Jetzt müssen wir Hilfe und Unterstützung leisten.
Adam Bielan (UEN), Verfasser. – (PL) Frau Präsidentin! Lassen Sie mich zunächst meine Zufriedenheit ausdrücken und mich bei den Mitverfassern der Entschließung bedanken, die sich mit einem so wichtigen Problem wie den Vorfällen in den christlichen Gemeinden in bestimmten Staaten des Nahen Ostens wie auch auf der ganzen Welt befasst.
Zugleich möchte ich als einer der Unterzeichner der Entschließung betonen, dass die Gewährleistung der Religionsfreiheit der erste Schritt zur Wahrung der grundlegenden Menschenrechte ist, und die Fälle von Christenverfolgung, die in der ganzen Welt geschehen, sind ein elementarer Beleg dafür, wie diese Rechte verletzt werden.

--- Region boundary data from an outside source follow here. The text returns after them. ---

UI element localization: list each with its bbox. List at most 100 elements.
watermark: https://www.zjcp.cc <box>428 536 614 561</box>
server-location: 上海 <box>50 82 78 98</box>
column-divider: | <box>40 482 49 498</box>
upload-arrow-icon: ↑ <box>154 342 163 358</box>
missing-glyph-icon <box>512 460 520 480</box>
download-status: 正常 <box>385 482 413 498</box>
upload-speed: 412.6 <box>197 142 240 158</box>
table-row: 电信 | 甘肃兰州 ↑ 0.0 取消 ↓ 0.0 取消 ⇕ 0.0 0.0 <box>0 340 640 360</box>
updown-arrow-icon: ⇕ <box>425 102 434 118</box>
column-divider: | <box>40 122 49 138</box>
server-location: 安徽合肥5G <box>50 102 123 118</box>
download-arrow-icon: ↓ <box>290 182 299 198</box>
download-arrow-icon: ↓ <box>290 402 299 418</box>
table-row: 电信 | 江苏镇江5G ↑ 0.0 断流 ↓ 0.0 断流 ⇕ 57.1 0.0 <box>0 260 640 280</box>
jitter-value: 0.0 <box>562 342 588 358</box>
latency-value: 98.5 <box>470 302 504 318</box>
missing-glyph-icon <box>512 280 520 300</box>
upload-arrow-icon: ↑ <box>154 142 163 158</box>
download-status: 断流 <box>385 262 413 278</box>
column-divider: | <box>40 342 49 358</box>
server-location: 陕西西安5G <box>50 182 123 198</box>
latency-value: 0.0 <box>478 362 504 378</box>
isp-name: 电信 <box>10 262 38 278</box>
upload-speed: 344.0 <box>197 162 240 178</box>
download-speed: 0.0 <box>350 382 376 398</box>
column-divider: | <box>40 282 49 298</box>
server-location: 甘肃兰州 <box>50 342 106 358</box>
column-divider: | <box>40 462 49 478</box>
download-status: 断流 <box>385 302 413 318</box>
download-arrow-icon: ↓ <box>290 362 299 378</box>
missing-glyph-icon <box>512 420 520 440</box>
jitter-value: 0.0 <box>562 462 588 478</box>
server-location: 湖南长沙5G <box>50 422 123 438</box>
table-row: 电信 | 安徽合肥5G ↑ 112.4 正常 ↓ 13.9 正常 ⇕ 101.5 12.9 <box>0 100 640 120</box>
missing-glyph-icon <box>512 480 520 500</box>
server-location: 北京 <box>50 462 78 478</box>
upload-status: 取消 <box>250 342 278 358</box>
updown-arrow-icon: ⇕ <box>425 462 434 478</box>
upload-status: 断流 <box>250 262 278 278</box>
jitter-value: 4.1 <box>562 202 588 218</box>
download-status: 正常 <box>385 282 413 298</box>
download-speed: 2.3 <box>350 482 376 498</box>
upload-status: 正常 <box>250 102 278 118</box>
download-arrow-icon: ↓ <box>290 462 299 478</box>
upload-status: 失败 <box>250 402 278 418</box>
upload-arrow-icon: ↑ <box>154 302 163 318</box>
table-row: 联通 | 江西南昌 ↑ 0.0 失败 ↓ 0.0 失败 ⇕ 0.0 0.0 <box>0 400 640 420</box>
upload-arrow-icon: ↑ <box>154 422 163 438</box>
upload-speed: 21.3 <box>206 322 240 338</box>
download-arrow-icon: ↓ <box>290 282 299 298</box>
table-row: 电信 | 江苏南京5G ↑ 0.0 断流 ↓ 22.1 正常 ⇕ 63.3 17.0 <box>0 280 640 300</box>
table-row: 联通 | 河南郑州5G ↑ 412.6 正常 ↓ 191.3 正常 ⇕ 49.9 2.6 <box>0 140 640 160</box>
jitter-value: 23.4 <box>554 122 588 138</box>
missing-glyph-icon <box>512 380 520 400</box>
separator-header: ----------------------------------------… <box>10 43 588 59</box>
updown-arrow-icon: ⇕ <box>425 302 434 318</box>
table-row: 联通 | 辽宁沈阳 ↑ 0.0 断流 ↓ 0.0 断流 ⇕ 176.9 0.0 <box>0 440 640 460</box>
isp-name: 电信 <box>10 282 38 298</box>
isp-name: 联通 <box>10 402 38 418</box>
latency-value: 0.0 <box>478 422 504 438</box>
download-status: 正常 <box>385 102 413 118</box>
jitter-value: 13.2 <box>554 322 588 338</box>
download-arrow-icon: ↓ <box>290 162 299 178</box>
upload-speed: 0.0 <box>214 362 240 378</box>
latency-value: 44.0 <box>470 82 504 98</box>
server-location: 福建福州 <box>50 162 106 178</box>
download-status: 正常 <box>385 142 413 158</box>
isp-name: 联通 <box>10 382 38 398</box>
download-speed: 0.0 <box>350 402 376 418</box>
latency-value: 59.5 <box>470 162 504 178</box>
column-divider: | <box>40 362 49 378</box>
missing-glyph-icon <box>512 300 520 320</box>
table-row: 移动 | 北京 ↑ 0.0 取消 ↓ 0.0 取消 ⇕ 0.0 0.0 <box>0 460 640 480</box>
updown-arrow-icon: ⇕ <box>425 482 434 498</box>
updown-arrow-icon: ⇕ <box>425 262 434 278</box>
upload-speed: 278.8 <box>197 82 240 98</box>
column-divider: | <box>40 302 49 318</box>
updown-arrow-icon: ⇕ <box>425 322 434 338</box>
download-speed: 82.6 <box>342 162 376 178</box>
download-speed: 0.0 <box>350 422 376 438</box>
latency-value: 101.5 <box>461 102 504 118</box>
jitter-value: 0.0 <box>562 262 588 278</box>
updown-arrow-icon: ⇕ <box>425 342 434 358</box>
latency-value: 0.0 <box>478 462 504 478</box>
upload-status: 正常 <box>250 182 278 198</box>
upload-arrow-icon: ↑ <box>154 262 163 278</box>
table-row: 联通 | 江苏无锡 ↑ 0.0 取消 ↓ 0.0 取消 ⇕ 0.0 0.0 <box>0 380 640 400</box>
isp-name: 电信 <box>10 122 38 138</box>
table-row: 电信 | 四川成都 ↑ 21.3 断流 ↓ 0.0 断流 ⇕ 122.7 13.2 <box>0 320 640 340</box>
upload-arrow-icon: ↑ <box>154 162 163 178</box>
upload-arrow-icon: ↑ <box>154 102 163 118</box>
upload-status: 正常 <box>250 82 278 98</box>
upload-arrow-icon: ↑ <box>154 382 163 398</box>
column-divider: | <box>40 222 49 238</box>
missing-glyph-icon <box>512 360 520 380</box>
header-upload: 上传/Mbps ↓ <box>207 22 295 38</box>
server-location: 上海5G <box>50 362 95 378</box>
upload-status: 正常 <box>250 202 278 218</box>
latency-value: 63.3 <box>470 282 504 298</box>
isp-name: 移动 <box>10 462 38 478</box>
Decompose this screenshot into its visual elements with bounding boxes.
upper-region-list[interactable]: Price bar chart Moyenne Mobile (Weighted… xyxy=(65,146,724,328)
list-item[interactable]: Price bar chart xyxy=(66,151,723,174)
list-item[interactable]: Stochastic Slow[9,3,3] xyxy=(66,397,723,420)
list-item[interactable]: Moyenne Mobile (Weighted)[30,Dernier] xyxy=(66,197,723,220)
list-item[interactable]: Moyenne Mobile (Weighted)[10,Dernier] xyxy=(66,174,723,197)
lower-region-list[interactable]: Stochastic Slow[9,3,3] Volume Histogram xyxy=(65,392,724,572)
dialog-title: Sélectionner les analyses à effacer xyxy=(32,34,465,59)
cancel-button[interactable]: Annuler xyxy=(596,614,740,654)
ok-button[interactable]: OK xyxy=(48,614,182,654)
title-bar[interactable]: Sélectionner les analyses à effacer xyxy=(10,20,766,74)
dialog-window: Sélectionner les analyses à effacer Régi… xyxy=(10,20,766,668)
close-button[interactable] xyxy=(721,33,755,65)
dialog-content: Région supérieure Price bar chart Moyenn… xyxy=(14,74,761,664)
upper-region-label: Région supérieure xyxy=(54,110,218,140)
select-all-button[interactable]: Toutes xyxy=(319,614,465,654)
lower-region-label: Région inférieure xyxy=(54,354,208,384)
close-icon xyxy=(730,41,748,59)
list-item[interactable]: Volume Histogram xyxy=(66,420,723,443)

Wenn man zudem bedenkt, dass, wie zu sehen ist, seitens der Behörden, Institutionen und politischen Bewegungen in der Welt eine Reaktion in dieser Angelegenheit ausbleibt, möchte ich nochmals betonen, wie wichtig die diskutierte Entschließung für die Verteidigung der Rechte der Christen ist, und unterstreichen, dass die Fraktion Union für das Europa der Nationen sie vollauf unterstützt.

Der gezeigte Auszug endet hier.